“The true flavor of sashimi lies not in the fish itself, but in the mind that has learned to see beyond first impressions.”
Inspired by the Japanese philosophy of simplicity, respect, and mindful perception.
By Ali Syarief
It emerged in Tanjung Harapan, a small riverside village on the edge of Tanjung Puting National Park in Central Kalimantan, Indonesia. Surrounded by ancient rainforest, where orangutans still swing freely among towering trees and the rhythm of nature remains largely untouched by modern life, I found myself engaged in a conversation that would shape the central idea of this book.
Sitting with me were two Japanese friends: Mr. Kenshi Suzuki, CEO of Hippo Family Club, and Mr. Aoyama, an environmental expert who had worked with JICA. We had spent the day exploring one of the world’s richest tropical ecosystems, observing orangutans in their natural habitat. As evening fell beside the Sekonyer River, our conversation shifted from conservation and culture to something much deeper—the nature of human perception.

I shared with them an idea that had been growing in my mind for years.
“I am writing a book called The Sashimi Concept.”

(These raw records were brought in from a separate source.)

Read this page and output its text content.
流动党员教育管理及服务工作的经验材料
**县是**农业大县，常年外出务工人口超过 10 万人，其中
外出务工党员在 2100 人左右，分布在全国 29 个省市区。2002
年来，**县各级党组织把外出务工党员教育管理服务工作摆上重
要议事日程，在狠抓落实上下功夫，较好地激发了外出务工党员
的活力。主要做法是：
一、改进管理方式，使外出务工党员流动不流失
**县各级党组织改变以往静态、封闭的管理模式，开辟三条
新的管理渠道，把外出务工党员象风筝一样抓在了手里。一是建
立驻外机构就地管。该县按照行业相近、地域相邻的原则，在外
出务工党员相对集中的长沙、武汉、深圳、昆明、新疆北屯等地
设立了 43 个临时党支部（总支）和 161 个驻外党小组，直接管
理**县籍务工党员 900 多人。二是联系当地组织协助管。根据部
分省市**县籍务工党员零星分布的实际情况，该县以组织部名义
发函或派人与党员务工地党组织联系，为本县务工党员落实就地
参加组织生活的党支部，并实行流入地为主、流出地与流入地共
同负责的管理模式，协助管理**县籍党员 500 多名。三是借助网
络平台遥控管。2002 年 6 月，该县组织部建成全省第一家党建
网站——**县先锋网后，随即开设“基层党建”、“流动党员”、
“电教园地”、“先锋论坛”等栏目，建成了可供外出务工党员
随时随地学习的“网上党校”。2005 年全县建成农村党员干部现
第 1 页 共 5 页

They looked at me with curiosity.
“A book about Japanese cuisine?” Mr. Suzuki asked.
I smiled.
“No,” I replied. “It is a book about how the human mind creates reality.”
I explained that what fascinated me was never the sashimi itself.
What fascinated me was its transformation.
Centuries ago, sashimi was simply raw fish.
Today, the very same raw fish is admired as culinary art, served in prestigious restaurants, celebrated by master chefs, and regarded as one of the finest expressions of Japanese culture.
The object has never changed.
It is still fish.
It is still raw.
The proteins remain identical.
The nutrients remain identical.
Only one thing has changed.
Human perception.
Mr. Suzuki listened quietly before saying something I have never forgotten.
“Then your book is not about sashimi.”
He paused.
“It is about how people assign meaning.”
That single sentence became the foundation of everything that follows.
Modern neuroscience suggests that our brains never experience reality directly. Instead, they continuously interpret, predict, compare, and assign meaning to the information received through our senses. In other words, we do not merely see the world—we construct it.
That is why one person sees danger where another sees opportunity.
One sees failure where another discovers a lesson.
One sees ordinary raw fish.
Another sees elegance.
The object remains unchanged.
The meaning changes.
And once meaning changes, emotions change.
Choices change.
Behavior changes.
Eventually, history changes.
The more I reflected upon sashimi, the more I realized that civilization itself is built upon this invisible process.
Money is paper.
Gold is a metal.
Diamonds are carbon.
Titles are words.
Flags are pieces of cloth.
Yet humanity has transformed them into symbols of extraordinary value because perception gives them power.
Perhaps sashimi is one of the simplest demonstrations of the greatest truth about the human mind.
Reality rarely changes as quickly as perception does.
And when perception changes, an entirely new world appears—even though nothing in the physical world has changed at all.
This book is an invitation to explore that invisible transformation.
Not through the story of raw fish.
But through the remarkable story of the human mind.